Rolling towards the crow, watching more birds floating down towards the puddling blood, some pecking at the farmer's fingers and clothes, Meerplex put another surge into its dash forward. Trilling with malicious pleasure, focusing on the crimson splatters on the birds' obsidian bodies, the furball was already concocting a plan, drawing a line from the crowds clustered around the farmer's living corpse to the half-dozen vultures wheeling overhead. They were more stronger, larger, more adept at tearing flesh. The wet snap of muscle ripping, the moist spray of a severed artery: These were what made the fuzzball's shaggy coat tremble. The murder of crows was growing around the farmer. If he was not dead yet, he would be soon. It was a delicate art, finding which creature was best suited to possession. They could not be too strong, neither too weak. Anger and passion made it easy to enter a mind, but more difficult to control. Must always they must be able to kill and draw out blood.
A crow fluttered down and landed a few feet from the furball, pecking at it, hacking out a caw. Meerplex leapt into the air, whistling harshly like an upset whippoorwill. It landed on the back of the crow, splitting its small mind open deftly, cracking through the bird's riotous surface of hunger. Underneath roared greed, an ocean shrouded in mist. Fear and confusion rushed upward in a furious waterspout, but it was all to easy to forge the ill-formed motivation and animal drives of the creature into a glassy wall that pushed the jet back, crashing onto the ever-changing waves below, flattening it out into a canvass, motionless and blank. Weaving a net across the surface, Meerplex took the crow's eyes, its wings, its beak, and made them its own, flapping clumsily into the air.

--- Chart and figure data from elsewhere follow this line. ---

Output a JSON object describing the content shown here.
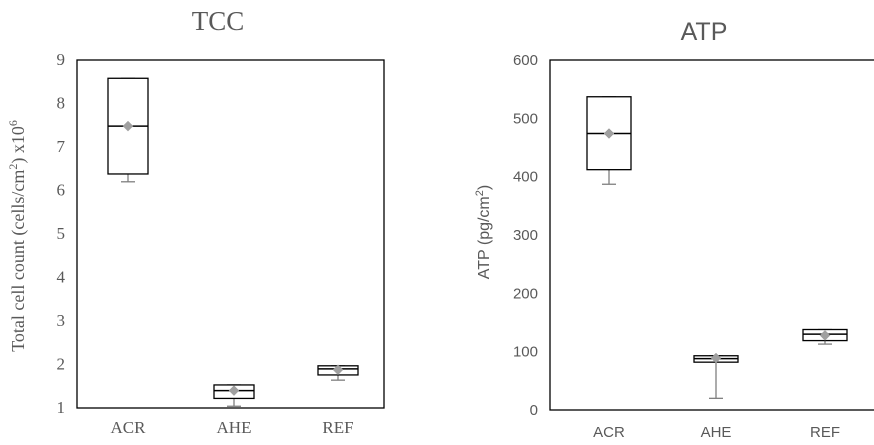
{
  "chart_data": [
    {
      "type": "box",
      "title": "TCC",
      "ylabel_main": "Total cell count (cells/cm",
      "ylabel_sup": "2",
      "ylabel_after": ") x10",
      "ylabel_exp": "6",
      "xlabel": "",
      "ylim": [
        1,
        9
      ],
      "yticks": [
        "1",
        "2",
        "3",
        "4",
        "5",
        "6",
        "7",
        "8",
        "9"
      ],
      "categories": [
        "ACR",
        "AHE",
        "REF"
      ],
      "boxes": [
        {
          "name": "ACR",
          "min": 6.2,
          "q1": 6.38,
          "median": 7.48,
          "q3": 8.58,
          "max": 8.58,
          "mean": 7.48
        },
        {
          "name": "AHE",
          "min": 1.04,
          "q1": 1.22,
          "median": 1.4,
          "q3": 1.53,
          "max": 1.53,
          "mean": 1.4
        },
        {
          "name": "REF",
          "min": 1.64,
          "q1": 1.76,
          "median": 1.9,
          "q3": 1.97,
          "max": 1.97,
          "mean": 1.88
        }
      ],
      "grid": false,
      "legend": "none",
      "colors": {
        "box": "#000000",
        "whisker": "#7f7f7f",
        "mean": "#a0a0a0",
        "text": "#595959"
      }
    },
    {
      "type": "box",
      "title": "ATP",
      "ylabel_main": "ATP (pg/cm",
      "ylabel_sup": "2",
      "ylabel_after": ")",
      "ylabel_exp": "",
      "xlabel": "",
      "ylim": [
        0,
        600
      ],
      "yticks": [
        "0",
        "100",
        "200",
        "300",
        "400",
        "500",
        "600"
      ],
      "categories": [
        "ACR",
        "AHE",
        "REF"
      ],
      "boxes": [
        {
          "name": "ACR",
          "min": 387,
          "q1": 412,
          "median": 474,
          "q3": 537,
          "max": 537,
          "mean": 474
        },
        {
          "name": "AHE",
          "min": 20,
          "q1": 82,
          "median": 88,
          "q3": 93,
          "max": 93,
          "mean": 89
        },
        {
          "name": "REF",
          "min": 113,
          "q1": 119,
          "median": 130,
          "q3": 138,
          "max": 138,
          "mean": 128
        }
      ],
      "grid": false,
      "legend": "none",
      "colors": {
        "box": "#000000",
        "whisker": "#7f7f7f",
        "mean": "#a0a0a0",
        "text": "#595959"
      }
    }
  ]
}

A crashing, blinding swath of color and sound filled the air, and with a jolt time froze. Another memory. Asuka falling, air whistling, a rope flailing behind her, the ground rushing up until it crushed against her, heavily and forcefully. Pain and shame pushed back. The lesson this time was less evanescent than the egret. Meerplex released the crow, pulling back immediately, and pushed against its body in mid-air. They flew apart, the crow spinning towards the ground and the furball twirling in a misbegotten arc. Damon's body came crashing down, as if fulfilling the memory's prophecy, smashing the crow. His head slapped the furball, more of a glancing blow than that against the bird. It was enough to slap Meerplex down, skidding it across the ground, bouncing slightly like a clumsy child falling down the stairs. As the furball slid to a stop near the farmer's feet, it howled mornfully, mewing like a sick cat, expanding and deflating slightly, panting painfully. Would no one take pity on a wounded creature?